The Port already owns about 1,457 hectares of land of which only about 81 acres, the Gilmore Farm in Richmond is undeveloped. While the Port is renewing its farming leases on the land, the City of Richmond worries that this agricultural land  will soon be transferred into Port industrial usage.
It’s an interesting conundrum-how do you  maintain access to the most arable farmland in Canada and make it so that farmers can own it and farm it? How do you  restrain McMansions from usurping this land as private estates? And how do you address the fact that the Port can claim “higher authority” as a federal governmental body and pay off agricultural land owners with much higher values than that received on the farm land market?  And is the insatiable appetite of the port for stockpiling goods and distributing them going to remain the same in a time of  e-commerce and disruptive technology?
Port Metro Vancouver’s CEO has said “Without suitable land, we will not be able to deliver economic growth to support the growing population. And without careful planning, we will not be able to make best use of the land we manage.”



  1. The ALR debate needs to be had formally and widely and openly.
    The solution “don’t touch it – ever” is far too narrow a worldview.
    Many other needs have to be considered in a growing region wiht 30-40,000+ new people every year and a region that is also the major export/import harbor region for ALL OF CANADA for Asia.
    Uses such as residential use, recreational use, commercial use or industrial use all have a play here besides growing food.
    We need to include in this debate NEW LAND to be created in river and ocean flats or up mountains in Metrovan.

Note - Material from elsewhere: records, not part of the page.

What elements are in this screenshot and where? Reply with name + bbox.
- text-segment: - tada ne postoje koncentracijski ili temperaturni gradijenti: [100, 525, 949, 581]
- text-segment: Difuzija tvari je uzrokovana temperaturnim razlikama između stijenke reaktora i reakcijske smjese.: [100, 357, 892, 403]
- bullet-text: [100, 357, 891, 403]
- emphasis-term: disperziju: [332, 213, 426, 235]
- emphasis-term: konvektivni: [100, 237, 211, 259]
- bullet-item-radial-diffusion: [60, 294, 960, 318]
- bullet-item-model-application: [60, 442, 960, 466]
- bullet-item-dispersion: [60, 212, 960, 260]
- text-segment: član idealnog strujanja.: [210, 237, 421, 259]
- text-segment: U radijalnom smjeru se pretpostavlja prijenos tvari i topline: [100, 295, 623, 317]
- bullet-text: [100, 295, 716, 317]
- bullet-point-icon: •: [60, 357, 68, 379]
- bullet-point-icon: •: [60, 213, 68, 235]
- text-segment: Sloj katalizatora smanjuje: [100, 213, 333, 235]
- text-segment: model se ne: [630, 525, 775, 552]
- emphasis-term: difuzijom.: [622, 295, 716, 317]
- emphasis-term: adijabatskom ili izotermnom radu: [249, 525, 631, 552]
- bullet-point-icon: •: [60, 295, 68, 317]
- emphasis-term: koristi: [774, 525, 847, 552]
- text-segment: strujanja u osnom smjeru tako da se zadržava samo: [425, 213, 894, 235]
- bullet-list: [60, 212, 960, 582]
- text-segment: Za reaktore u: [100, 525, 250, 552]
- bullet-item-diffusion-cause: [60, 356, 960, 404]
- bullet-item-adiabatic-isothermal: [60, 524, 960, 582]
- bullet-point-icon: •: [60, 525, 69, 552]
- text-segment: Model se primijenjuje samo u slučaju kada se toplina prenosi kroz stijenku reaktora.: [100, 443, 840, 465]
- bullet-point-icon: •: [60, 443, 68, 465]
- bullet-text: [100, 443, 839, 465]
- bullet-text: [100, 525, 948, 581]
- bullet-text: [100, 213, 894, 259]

  2. How about not allowing anyone to live on the ALR?
    Some farms in Europe don’t have the farmers living on their fields. They live in the village and go out to the fields when they farm it.
    If you disallowed anyone from living on it then nobody could use a loophole to put up a mansion and grow a few tomatoes.

  3. The primary purpose of the ALR is not to preserve land use per se, but to conserve rare and highly productive soil with unique chemical and structural properties. Arable soil occupies space, and that is the commodity that is in question. Once gone arable land will not come back. Even the forests of Stanley Park and the North Shore watersheds will regenerate because their space is preserved forever in their natural condition, which is in fact largely previously logged second growth. Organic soils will not reappear if converted to industrial tarmac or triple garages.
    Save the alluvial soils for the farmers of next century who will be using every square metre and creating shrines to the visionaries who created the ALR from only 4% of the province’s land area in the 1970s. Learn to live with more efficacious urban and industrial form and processes. Convert older outdated industrial land to new industrial uses. Build floating loading and storage yards, perhaps even floating communities.
    But keep the ALR intact. It is a food bank, root cellar and pantry for the future.

    1. Yes most of it. Some can be converted to other uses as not all land is that productive. You can also grow food on roofs of warehouses or in containers these days.